Contrairement à la croyance populaire, René Lepage n'a pas été le premier seigneur de Rimouski. Il a eu un prédécesseur; Augustin Rouer de Villeray et de la Cardonnière.
Le monument à la mémoire d’Augustin Rouer situé près de l’ancienne église de Nazareth. Photo Richard Saindon

L’histoire entourant le tout début de la seigneurie de Rimouski est assez rocambolesque et met en scène une famille de la noblesse française.

Augustin Rouer est un personnage coloré. Il est né à Québec le 13 juin 1664. Son père se nomme Louis Rouer de Villeray et sa mère Catherine Sevestre.
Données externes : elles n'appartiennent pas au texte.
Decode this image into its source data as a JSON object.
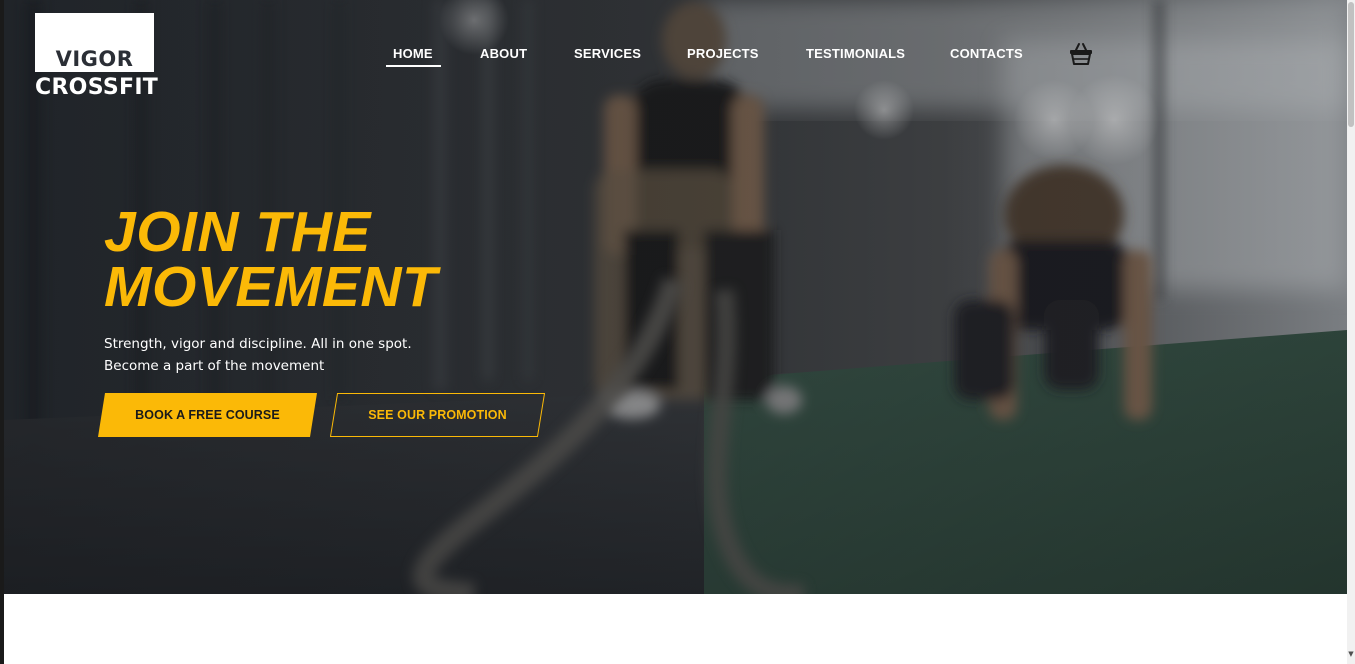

Originaire d’Amboise, dans l’actuel arrondissement de Tours dans la vallée de la Loire, Louis Rouer passe en Nouvelle-France peu après le milieu du 17e siècle et agit comme secrétaire du gouverneur Lauzon, avant de devenir notaire. Les ancêtres des Rouer de Villeray sont originaires d’Italie. Ils appartenaient à l’illustre maison de la Rovère qui a donné deux papes et plusieurs cardinaux à l’Église, des princes à l’Italie et des doges à la République de Gènes.
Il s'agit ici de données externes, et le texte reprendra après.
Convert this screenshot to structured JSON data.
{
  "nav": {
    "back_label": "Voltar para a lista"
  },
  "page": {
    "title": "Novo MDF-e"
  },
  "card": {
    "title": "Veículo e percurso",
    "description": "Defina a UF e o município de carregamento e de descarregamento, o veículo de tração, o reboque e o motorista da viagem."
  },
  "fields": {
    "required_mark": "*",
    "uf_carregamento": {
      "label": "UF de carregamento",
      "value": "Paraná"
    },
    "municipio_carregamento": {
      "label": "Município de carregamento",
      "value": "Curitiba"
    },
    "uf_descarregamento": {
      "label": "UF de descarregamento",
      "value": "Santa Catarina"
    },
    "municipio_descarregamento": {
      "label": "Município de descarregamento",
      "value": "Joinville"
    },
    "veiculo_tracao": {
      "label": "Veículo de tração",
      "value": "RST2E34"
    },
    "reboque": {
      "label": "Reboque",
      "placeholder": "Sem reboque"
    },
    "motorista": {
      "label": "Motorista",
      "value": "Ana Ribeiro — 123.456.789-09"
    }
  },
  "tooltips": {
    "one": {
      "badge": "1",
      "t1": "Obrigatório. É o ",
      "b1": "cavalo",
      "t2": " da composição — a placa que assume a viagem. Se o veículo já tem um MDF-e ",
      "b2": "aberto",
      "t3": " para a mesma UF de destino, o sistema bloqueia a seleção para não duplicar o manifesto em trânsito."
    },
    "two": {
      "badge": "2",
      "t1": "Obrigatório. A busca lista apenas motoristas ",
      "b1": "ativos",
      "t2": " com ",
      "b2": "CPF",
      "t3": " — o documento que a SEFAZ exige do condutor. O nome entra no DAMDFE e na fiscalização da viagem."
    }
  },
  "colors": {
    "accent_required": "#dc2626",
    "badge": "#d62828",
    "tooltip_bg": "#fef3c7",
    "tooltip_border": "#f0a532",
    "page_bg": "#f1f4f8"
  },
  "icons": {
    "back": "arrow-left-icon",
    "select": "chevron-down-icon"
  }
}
En 1663, Louis Rouer est nommé premier conseiller du Conseil souverain, ce qui lui procure une certaine influence auprès du gouverneur et de l’intendant. C’est d’ailleurs de cette manière qu’il obtient en 1684 du gouverneur de La Barre, la concession de la seigneurie de l’Ile-Verte pour ses deux fils, Augustin, Sieur de la Cardonnière et Louis, Sieur d’Archigny. Cette seigneurie avait déjà été concédée, mais comme personne ne l’occupait, elle faisait toujours partie du domaine du roi.
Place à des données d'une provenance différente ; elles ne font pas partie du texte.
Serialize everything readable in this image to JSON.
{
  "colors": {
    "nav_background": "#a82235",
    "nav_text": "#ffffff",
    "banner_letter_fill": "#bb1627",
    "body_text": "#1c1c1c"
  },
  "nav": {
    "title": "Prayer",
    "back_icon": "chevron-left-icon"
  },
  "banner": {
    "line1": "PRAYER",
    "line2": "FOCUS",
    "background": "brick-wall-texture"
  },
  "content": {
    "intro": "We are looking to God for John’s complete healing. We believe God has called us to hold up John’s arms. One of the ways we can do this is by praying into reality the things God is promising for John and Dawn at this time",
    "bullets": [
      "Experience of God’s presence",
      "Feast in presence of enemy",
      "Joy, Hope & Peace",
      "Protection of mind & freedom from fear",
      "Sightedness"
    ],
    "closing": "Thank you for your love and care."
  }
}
Louis se met à la tâche et s’organise pour faire défricher des terres, construire quelques maisons, une grange et une étable. « Mais le père, après examen des lieux, en vint à la conclusion qu’il s’y trouvait trop d’espaces inhabitables et que, en conséquence, le domaine ne saurait être éventuellement divisé entre ses deux fils. »

Rouer de Villeray entreprend des démarches auprès du nouveau gouverneur de la Nouvelle-France, Jacques-René Brisay de Denonville, qui vient tout juste d’arriver au Canada en août 1685, afin d’obtenir une autre seigneurie pour son fils Augustin. C’est ainsi que le 24 avril 1688, Augustin Rouer se voit concéder par le marquis de Denonville et l’intendant Champigny, « une étendue de deux lieues de terre, prés et bois, de front, sur le fleuve Saint-Laurent; à prendre joignant et attenant la concession du Bic, appartenant au sieur de Vitré, en descendant le dit fleuve, et de deux lieues de profondeur dans les terres, ensemble la rivière dite de Rimousky et autres rivières et ruisseaux si aucuns se trouvent dans la dite étendue, avec l’isle de St-Barnabé et les battures, isles et islets qui se pourront rencontrer entre les dites terres et la dite isle. »

Carte de la marine anglaise de 1781 montrant le territoire du Bic à Sainte-Luce.

L’acte de concession stipule que le Sieur de la Cardonnière jouira de son territoire en toute propriété, qu’il est responsable de l’administration de la justice sur ses terres et qu’il détient les droits de chasse et de pêche. Or, sans doute en raison de l’éloignement de sa Seigneurie, Augustin Rouer ne manifeste en aucun temps le désir de faire défricher ni coloniser son nouveau domaine. On sait cependant qu’il vient à quelques reprises pratiquer la pêche au saumon et au marsouin mais sans plus car rien ne nous indique qu’il ait aménagé un quelconque établissement sur ses terres. En fait, il se plait beaucoup plus à la cour du gouverneur de la Nouvelle-France où tous les apparats lui sont permis.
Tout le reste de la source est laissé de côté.